Typically on Sept. 1 (Sunday) in odd-numbered years in Texas, a slew of new laws take effect from the session of the Texas Legislature that ends in May. It’s the start of the state’s fiscal year and a $250 billion, two-year budget.
This year 820 new laws are set to hit the books thanks to the 86th session of the legislature. Some of the more noteworthy and interesting laws include:
• SMOKING AGE: The age to buy tobacco and vaping products goes from 18 to 21. Texas is the 15th state to raise the smoking age to 21. However, members of the military are exempt. The hope is this will cut down on youth smoking.
• HANDGUN DURING A DISASTER: You can carry a handgun now during a disaster in the week after the governor declares a disaster, and you don’t even need to have a handgun license. The possibility must be giving headaches to police agencies.
• SELLER’S DISCLOSURE AND FLOODING: Disclosures must now be made if a home is in a 500-year flood plain or if it has been flooded in a previous weather event.
• PACKAGE THIEFS: If you steal a package from someone, the penalties will now range from a Class A misdemeanor to third degree felony. It depends on how many packages someone steals. This seems like a great idea, especially when so many more packages are being delivered these days by UPS, FedEx and the U.S. Postal Service.
• BOGUS TELEMARKETERS: It’ll be a crime for telemarketers to make calls that use fake phone numbers that show up on a person’s caller ID. Bravo. During the last year, it seems like this has happened to me all too often with telemarketers calling from a number that has the same area code and prefix as my own. It has always seemed fishy.
• BREAST MILK PUMPING: Women will be able to pump breast milk wherever they want. According to the Texas Tribune, the previous law allowed breast feeding anywhere, but didn’t specify breast pumping. If this bothers you, then look away. New moms have enough to worry about when their babies are hungry.
• ABORTION REGULATION: Texas law already prohibits abortions after 20 weeks of pregnancy, but the “Born Alive Act” requires doctors to treat if an abortion attempt fails. This would be unusual, to say the least. Also, cities and counties will be blocked from signing contracts with abortion providers such as Planned Parenthood.
• SEXTING: Under House Bill 2789, it’s now a Class C misdemeanor with a maximum $500 fine to send sexually explicit photos or video without a recipient’s permission.

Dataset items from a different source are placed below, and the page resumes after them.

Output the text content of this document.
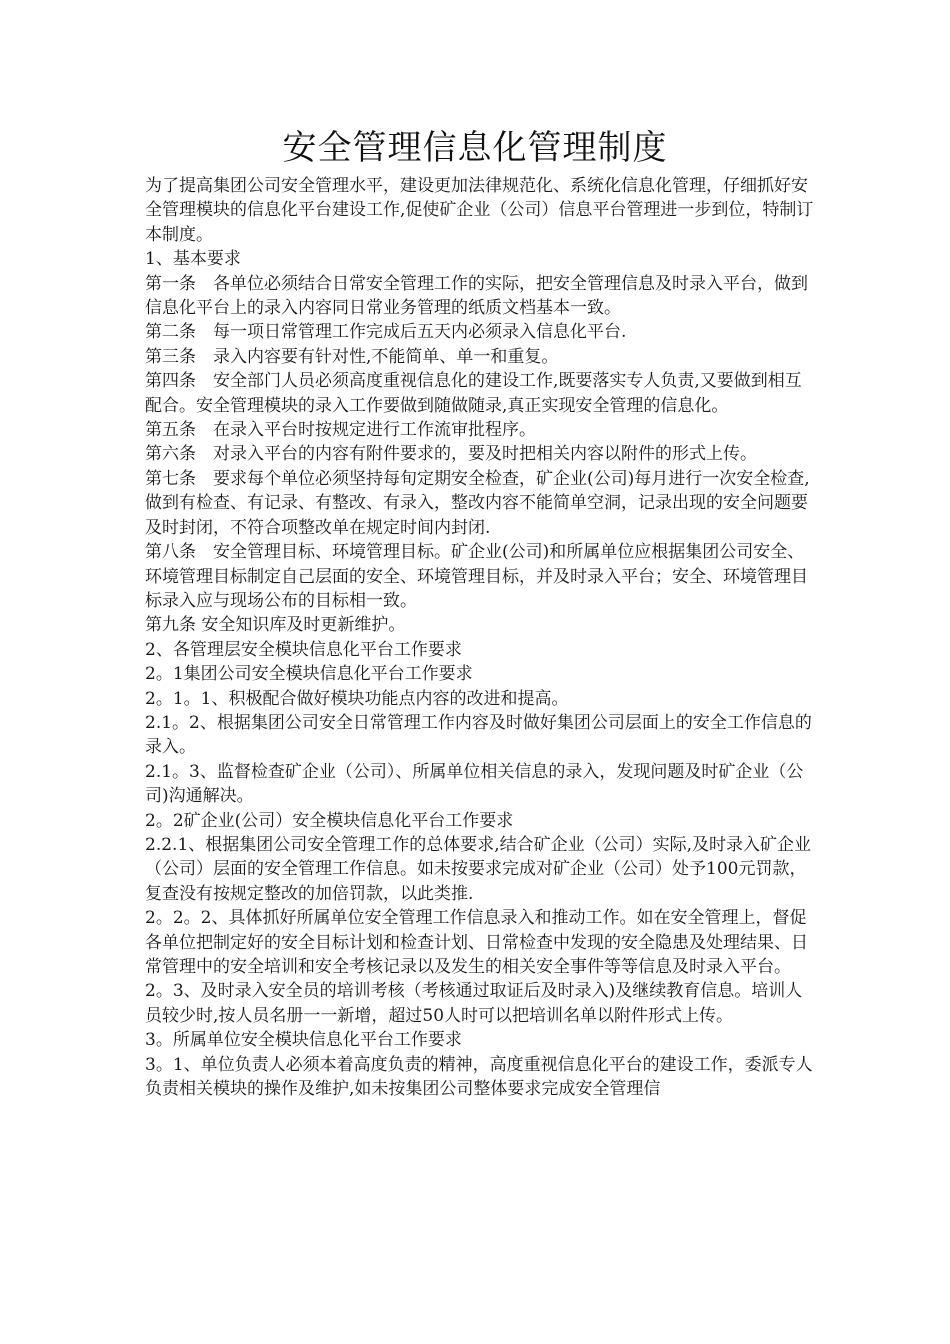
安全管理信息化管理制度

为了提高集团公司安全管理水平，建设更加法律规范化、系统化信息化管理，仔细抓好安全管理模块的信息化平台建设工作,促使矿企业（公司）信息平台管理进一步到位，特制订本制度。

1、基本要求

第一条　各单位必须结合日常安全管理工作的实际，把安全管理信息及时录入平台，做到信息化平台上的录入内容同日常业务管理的纸质文档基本一致。

第二条　每一项日常管理工作完成后五天内必须录入信息化平台.

第三条　录入内容要有针对性,不能简单、单一和重复。

第四条　安全部门人员必须高度重视信息化的建设工作,既要落实专人负责,又要做到相互配合。安全管理模块的录入工作要做到随做随录,真正实现安全管理的信息化。

第五条　在录入平台时按规定进行工作流审批程序。

第六条　对录入平台的内容有附件要求的，要及时把相关内容以附件的形式上传。

第七条　要求每个单位必须坚持每旬定期安全检查，矿企业(公司)每月进行一次安全检查,做到有检查、有记录、有整改、有录入，整改内容不能简单空洞，记录出现的安全问题要及时封闭，不符合项整改单在规定时间内封闭.

第八条　安全管理目标、环境管理目标。矿企业(公司)和所属单位应根据集团公司安全、环境管理目标制定自己层面的安全、环境管理目标，并及时录入平台；安全、环境管理目标录入应与现场公布的目标相一致。

第九条 安全知识库及时更新维护。

2、各管理层安全模块信息化平台工作要求

2。1集团公司安全模块信息化平台工作要求

2。1。1、积极配合做好模块功能点内容的改进和提高。

2.1。2、根据集团公司安全日常管理工作内容及时做好集团公司层面上的安全工作信息的录入。

2.1。3、监督检查矿企业（公司）、所属单位相关信息的录入，发现问题及时矿企业（公司)沟通解决。

2。2矿企业(公司）安全模块信息化平台工作要求

2.2.1、根据集团公司安全管理工作的总体要求,结合矿企业（公司）实际,及时录入矿企业（公司）层面的安全管理工作信息。如未按要求完成对矿企业（公司）处予100元罚款，复查没有按规定整改的加倍罚款，以此类推.

2。2。2、具体抓好所属单位安全管理工作信息录入和推动工作。如在安全管理上，督促各单位把制定好的安全目标计划和检查计划、日常检查中发现的安全隐患及处理结果、日常管理中的安全培训和安全考核记录以及发生的相关安全事件等等信息及时录入平台。

2。3、及时录入安全员的培训考核（考核通过取证后及时录入)及继续教育信息。培训人员较少时,按人员名册一一新增，超过50人时可以把培训名单以附件形式上传。

3。所属单位安全模块信息化平台工作要求

3。1、单位负责人必须本着高度负责的精神，高度重视信息化平台的建设工作，委派专人负责相关模块的操作及维护,如未按集团公司整体要求完成安全管理信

According to the Austin American-Statesman, Shannon Edmonds of the Texas District and County Attorney’s Association doesn’t expect the law to get much use because he says “it’s pretty patently unconstitutional.” Nevertheless, it will be Texas law until challenged in court.
• HAZING STATUTE TIGHTENED: The definition of hazing has been expanded to include coercing someone into taking drugs or consuming alcohol to the point of drunkenness. This is aimed at college fraternities who allow activities to get out of hand. On some tragic occasions, it’s also resulted in young men dying.
• GROPING A CRIME: It will be a crime under Senate Bill 194 — called indecent assault — to engage in groping and unwanted sexual conduct.
• SURPRISE MEDICAL BILLS: SB1264 prohibits Texans from receiving unexpected bills when their insurance company and health care provider have a dispute. It puts the matter into an arbitration process that doesn’t involve the patient.
• KIDS SELLING LEMONADE: Kids who sell lemonade and other non-alcoholic beverages can’t be regulated by cities or neighborhood associations. No permits will be necessary. According to the Tribune, this garnered support after police in Overton shut down a lemonade stand when two kids were trying to buy a Father’s Day present.
On top of these laws, there’s the new law that allows hemp cultivation in Texas, but it has caused prosecutors across the state to lighten up on marijuana prosecutions because testing to tell the difference between the two is so expensive.
Don’t expect Gov. Greg Abbott to call a special legislative session, but expect attempts to tweak the law during the 2021 session. We’ll have two years to see the result, but Texas isn’t ready for legal marijuana.